As the prognosis prediction performed by the prognosis prediction model MO, for example, an index value that indicates the possibility of each event occurring is calculated. In the example shown in FIG. 1, as the prognosis prediction, the probability of acute exacerbation and death occurring at a certain timing (for example, in the (M+N)th month) is calculated. However, the prognosis prediction may be executed in another form. For example, as the prognosis prediction, a classification of the predicted state (survival, acute exacerbation, or death) of the patient may be performed based on the probability of acute exacerbation and death occurring at a certain timing.
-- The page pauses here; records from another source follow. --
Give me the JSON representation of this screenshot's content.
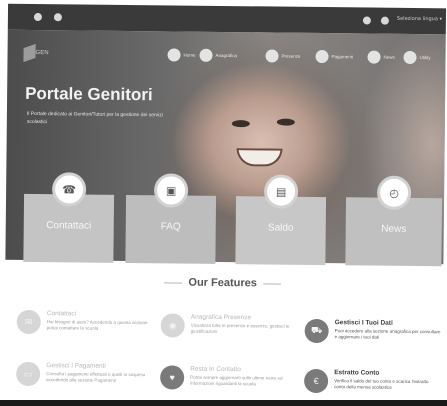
{
  "topbar": {
    "language": "Seleziona lingua ▾"
  },
  "brand": {
    "logo_text": "GEN"
  },
  "nav": [
    {
      "label": "Home",
      "icon": "home-icon"
    },
    {
      "label": "Anagrafica",
      "icon": "user-icon"
    },
    {
      "label": "Presenze",
      "icon": "calendar-icon"
    },
    {
      "label": "Pagamenti",
      "icon": "payment-icon"
    },
    {
      "label": "News",
      "icon": "news-icon"
    },
    {
      "label": "Utility",
      "icon": "utility-icon"
    }
  ],
  "hero": {
    "title": "Portale Genitori",
    "subtitle": "Il Portale dedicato ai Genitori/Tutori per la gestione dei servizi scolastici"
  },
  "tiles": [
    {
      "label": "Contattaci",
      "icon": "contact-icon",
      "glyph": "☎"
    },
    {
      "label": "FAQ",
      "icon": "faq-icon",
      "glyph": "▣"
    },
    {
      "label": "Saldo",
      "icon": "wallet-icon",
      "glyph": "▤"
    },
    {
      "label": "News",
      "icon": "news-icon",
      "glyph": "◴"
    }
  ],
  "features": {
    "heading": "Our Features",
    "items": [
      {
        "title": "Contattaci",
        "desc": "Hai bisogno di aiuto? Accedendo a questa sezione potrai contattare la scuola",
        "active": false,
        "glyph": "✉"
      },
      {
        "title": "Anagrafica Presenze",
        "desc": "Visualizza tutte le presenze e assenze, gestisci le giustificazioni",
        "active": false,
        "glyph": "◉"
      },
      {
        "title": "Gestisci I Tuoi Dati",
        "desc": "Puoi accedere alla sezione anagrafica per consultare e aggiornare i tuoi dati",
        "active": true,
        "glyph": "⛟"
      },
      {
        "title": "Gestisci I Pagamenti",
        "desc": "Consulta i pagamenti effettuati e quelli in sospeso accedendo alla sezione Pagamenti",
        "active": false,
        "glyph": "▭"
      },
      {
        "title": "Resta In Contatto",
        "desc": "Potrai sempre aggiornarti sulle ultime news ed informazioni riguardanti la scuola",
        "active": false,
        "glyph": "♥"
      },
      {
        "title": "Estratto Conto",
        "desc": "Verifica il saldo del tuo conto e scarica l'estratto conto della mensa scolastica",
        "active": true,
        "glyph": "€"
      }
    ]
  }
}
As a result of using the prognosis prediction model MO of the present embodiment, it is possible to accurately predict, for individual patients, the prognosis of the patient based on time-series information indicating time-series transitions of the factors of the disease. The prognosis prediction result can be used in various applications. For example, for a patient in which it has been predicted that the probability of developing acute exacerbation is high, it is possible to administer antifibrotic drugs to suppress the onset of the disease, or to improve the prognosis by carrying out early diagnosis and therapeutic intervention.
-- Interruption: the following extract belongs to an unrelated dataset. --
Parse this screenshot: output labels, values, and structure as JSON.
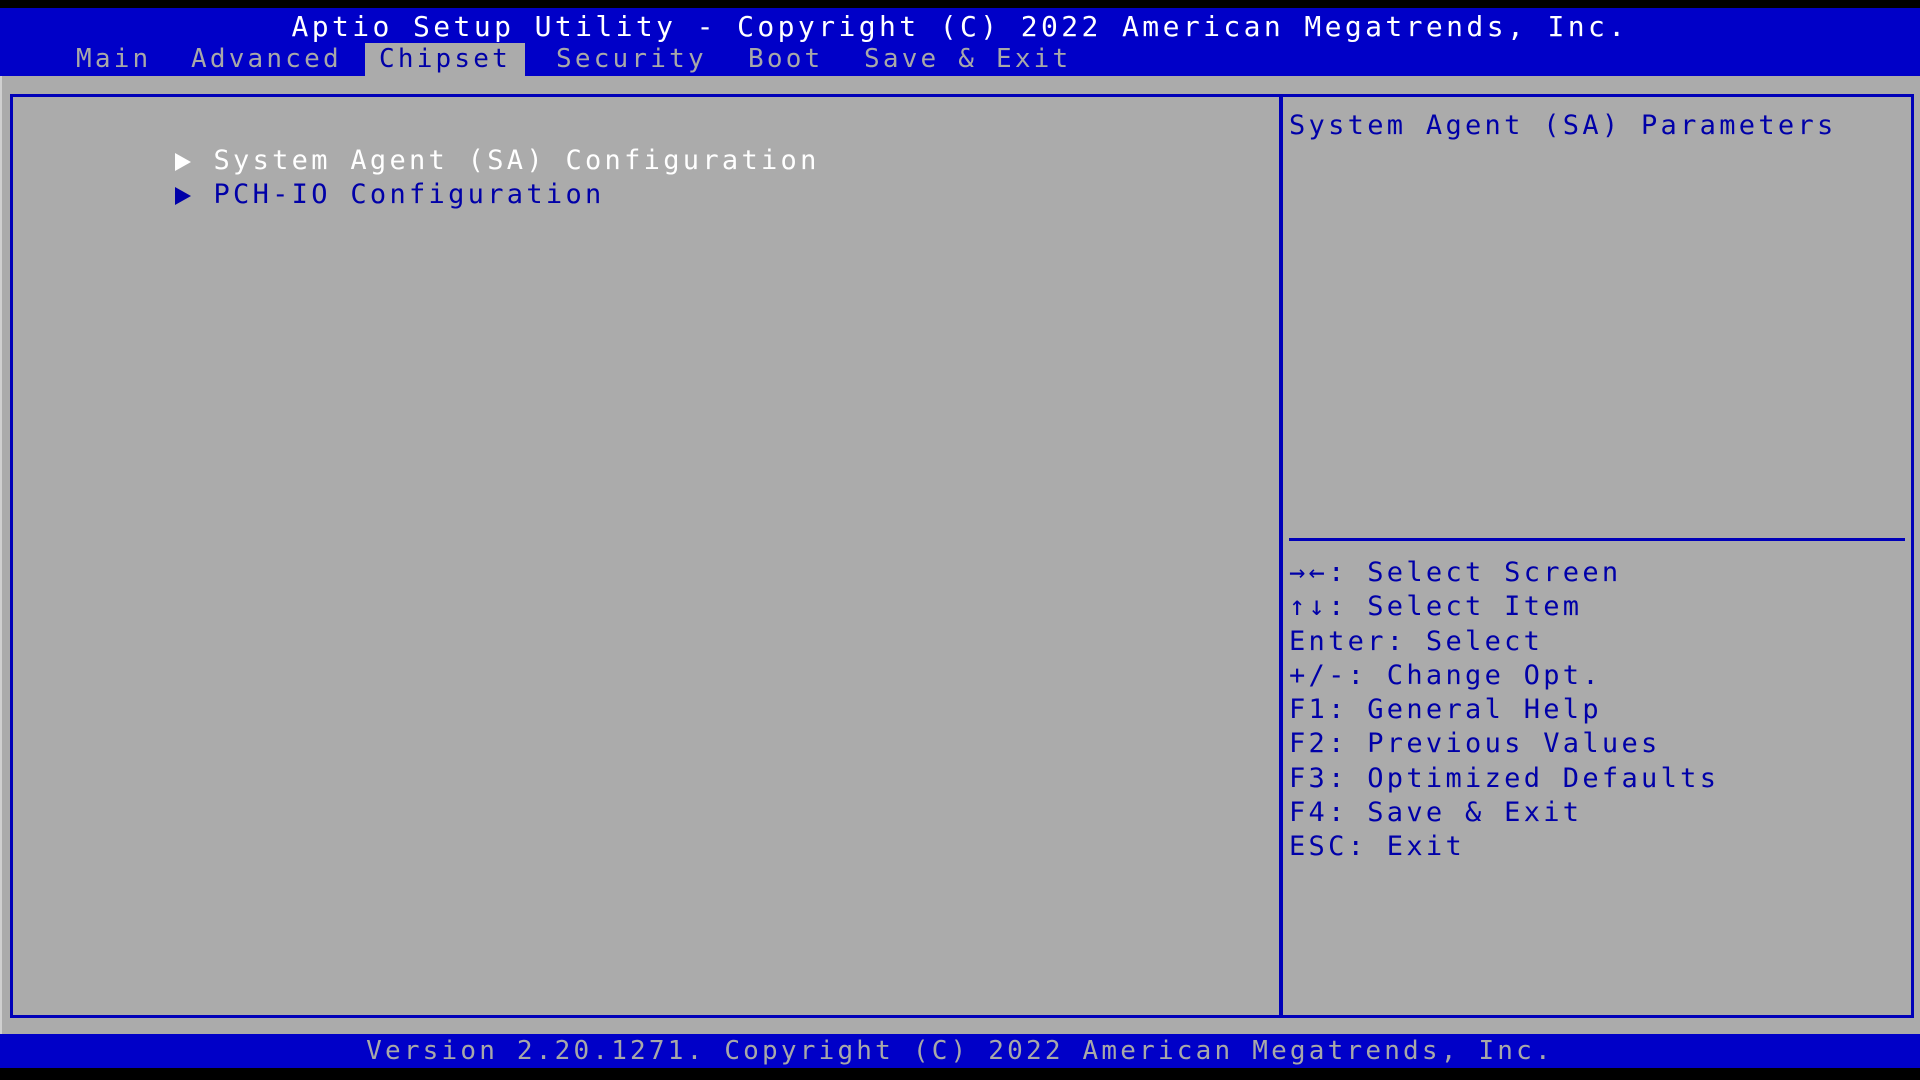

As shown in FIG. 2, it is possible to predict the effect of an intervention based on the prognosis prediction result. The upper part of FIG. 2 shows an example of prediction results of the probability of acute exacerbation and death occurring based on actual time-series information. The lower part of FIG. 2 shows an example of a hypothetical prediction result of the probability of acute exacerbation and death occurring based on hypothetical information in which a portion of the time-series information has been changed so as to correspond to an expected intervention (such as stopping smoking, medication, rehabilitation, or nutritional therapy). Based on the prognosis prediction results according to the actual time-series information and the prognosis prediction results according to the hypothetical information, the effect (such as an XX % reduction in the risk of acute exacerbation, and a YY % reduction in the risk of death) of the intervention corresponding to the change described above can be predicted. It is possible to determine whether or not to actually perform the intervention based on the output prediction result of the effect of the intervention.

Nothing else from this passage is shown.